Attack the Block: The Street Finds Its Own…
William Gibson said that when he reads a science fiction story by Alfred Bester he doesn’t get any ideas about the future but he does get a feeling for what it was like to be an adult living in New York in the Fifties. Science fiction stories are always set in the present. Science fiction movies are lucky if they even come close to the present. By the time a movie gets made it’s often referring to something that’s had it’s day. Film is at best a souvenir. Viewing Attack the Block is like watching something from a simpler time. Like maybe two weeks ago. A sci-fi, comedy-thriller with a group of gang kids from the London council flats as the heroes. It seems like a logical project for the guys behind Shaun of the Dead. But would anyone give you the money if you pitched this idea now?
As London pulls itself back together after last week’s riots there’s going to be a predictable backlash against the perpetrators and their culture. There will also be the equally predictable accusations of police agent provocateurs starting it to level some real estate and increase police powers in time for the London Olympics. More po-po and more Orwellian surveillance will appear to be the obvious solution. In all of this the clever ironies, gags and cultural backflips that Attack the Block plays with will be lost on the law and order crowd. Expect a Tory backbencher to denounce the film (partially funded through government lottery funds) in an attempt to step up the government’s channelling cultural funds where they want them to go.
Does Attack the Block deserve this kind of rep? So far, I’d have to say that it’s the best Eighties movie of this century. It’s closer to Friday the Thirteenth or Diehard than it is to any of the current spate of alien invasion pictures. Like them it validates a specific group of humans like U.S. marines (Battle L.A.) or American cowboys (Cowboys and Aliens) by pitting them against an opponent tailored to bring out the best in the heroes. Unlike those films Attack the Block finds its heroes among a group of people slated for urban renewal in a society that views them as the problem.
The film makes its strongest points simply and keeps a steady pace of escalating set-ups like any good B picture should. There are no wasted details and the dialogue is tight and slyly funny. The aliens are simple and effective; the product of clever mechanical and digital effects. They are a great mix of menacing and ridiculous. More like the Best Episode of Doctor Who Ever or Pitch Black without the Diesel and a sharper sense of humour. In short it’s cheap, efficient fun and poses no threat to civilisation. It’s a summer movie set in the parts of London that London wants to forget about. It’s an aliens vs. the alienated kind of world.
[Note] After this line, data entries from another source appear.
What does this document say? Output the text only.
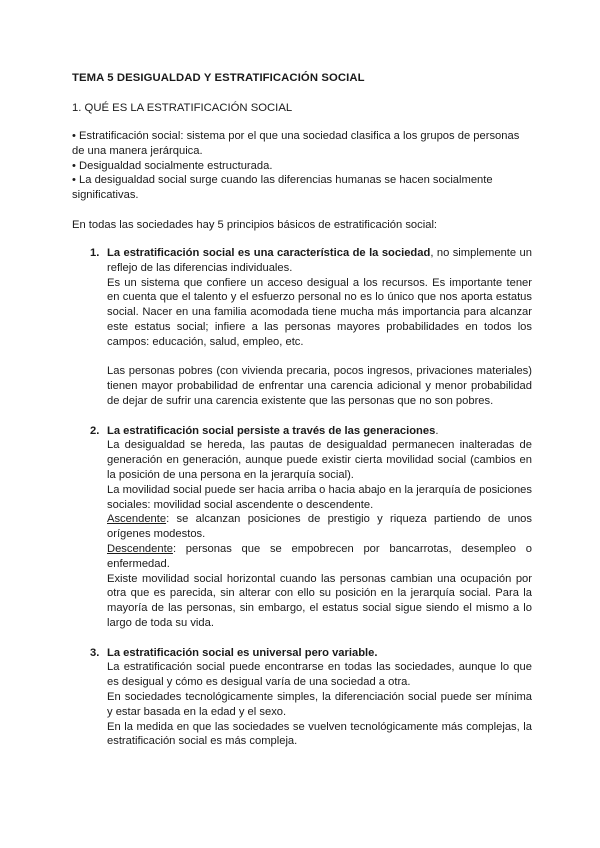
TEMA 5 DESIGUALDAD Y ESTRATIFICACIÓN SOCIAL
1. QUÉ ES LA ESTRATIFICACIÓN SOCIAL

• Estratificación social: sistema por el que una sociedad clasifica a los grupos de personas de una manera jerárquica.

• Desigualdad socialmente estructurada.

• La desigualdad social surge cuando las diferencias humanas se hacen socialmente significativas.

En todas las sociedades hay 5 principios básicos de estratificación social:
1. La estratificación social es una característica de la sociedad, no simplemente un reflejo de las diferencias individuales.

Es un sistema que confiere un acceso desigual a los recursos. Es importante tener en cuenta que el talento y el esfuerzo personal no es lo único que nos aporta estatus social. Nacer en una familia acomodada tiene mucha más importancia para alcanzar este estatus social; infiere a las personas mayores probabilidades en todos los campos: educación, salud, empleo, etc.

Las personas pobres (con vivienda precaria, pocos ingresos, privaciones materiales) tienen mayor probabilidad de enfrentar una carencia adicional y menor probabilidad de dejar de sufrir una carencia existente que las personas que no son pobres.

2. La estratificación social persiste a través de las generaciones.

La desigualdad se hereda, las pautas de desigualdad permanecen inalteradas de generación en generación, aunque puede existir cierta movilidad social (cambios en la posición de una persona en la jerarquía social).

La movilidad social puede ser hacia arriba o hacia abajo en la jerarquía de posiciones sociales: movilidad social ascendente o descendente.

Ascendente: se alcanzan posiciones de prestigio y riqueza partiendo de unos orígenes modestos.

Descendente: personas que se empobrecen por bancarrotas, desempleo o enfermedad.

Existe movilidad social horizontal cuando las personas cambian una ocupación por otra que es parecida, sin alterar con ello su posición en la jerarquía social. Para la mayoría de las personas, sin embargo, el estatus social sigue siendo el mismo a lo largo de toda su vida.

3. La estratificación social es universal pero variable.

La estratificación social puede encontrarse en todas las sociedades, aunque lo que es desigual y cómo es desigual varía de una sociedad a otra.

En sociedades tecnológicamente simples, la diferenciación social puede ser mínima y estar basada en la edad y el sexo.

En la medida en que las sociedades se vuelven tecnológicamente más complejas, la estratificación social es más compleja.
For a best viewing experience see it at a suburban multiplex in the middle of some big box store development. The council flats of London started of as an utilitarian solution to housing the poor but rapidly devolved into a simple exercise in warehousing. That the rest of urban planning should follow through was inevitable. The mega-store, the multi-plex and the condominium are just a working out of this concept. By emphasising the destination and surrounding each buiding with a sea of parking one can simplify the street and render the chaos of urban life manageable but the street has its ways. That the boys in the hoods, like the protesters in Cairo were able to use cell phones to co-ordinate their actions and for a time able to out flank the five-oh is maybe the most interesting part of the riots. That encryption schemes developed for executive class Blackberry users provided the lower rungs of the underclass with a brief tactical edge is as ironic as it was inevitable. Returning to William Gibson, from the short story Burning Chrome, “…the street finds its own uses for things”.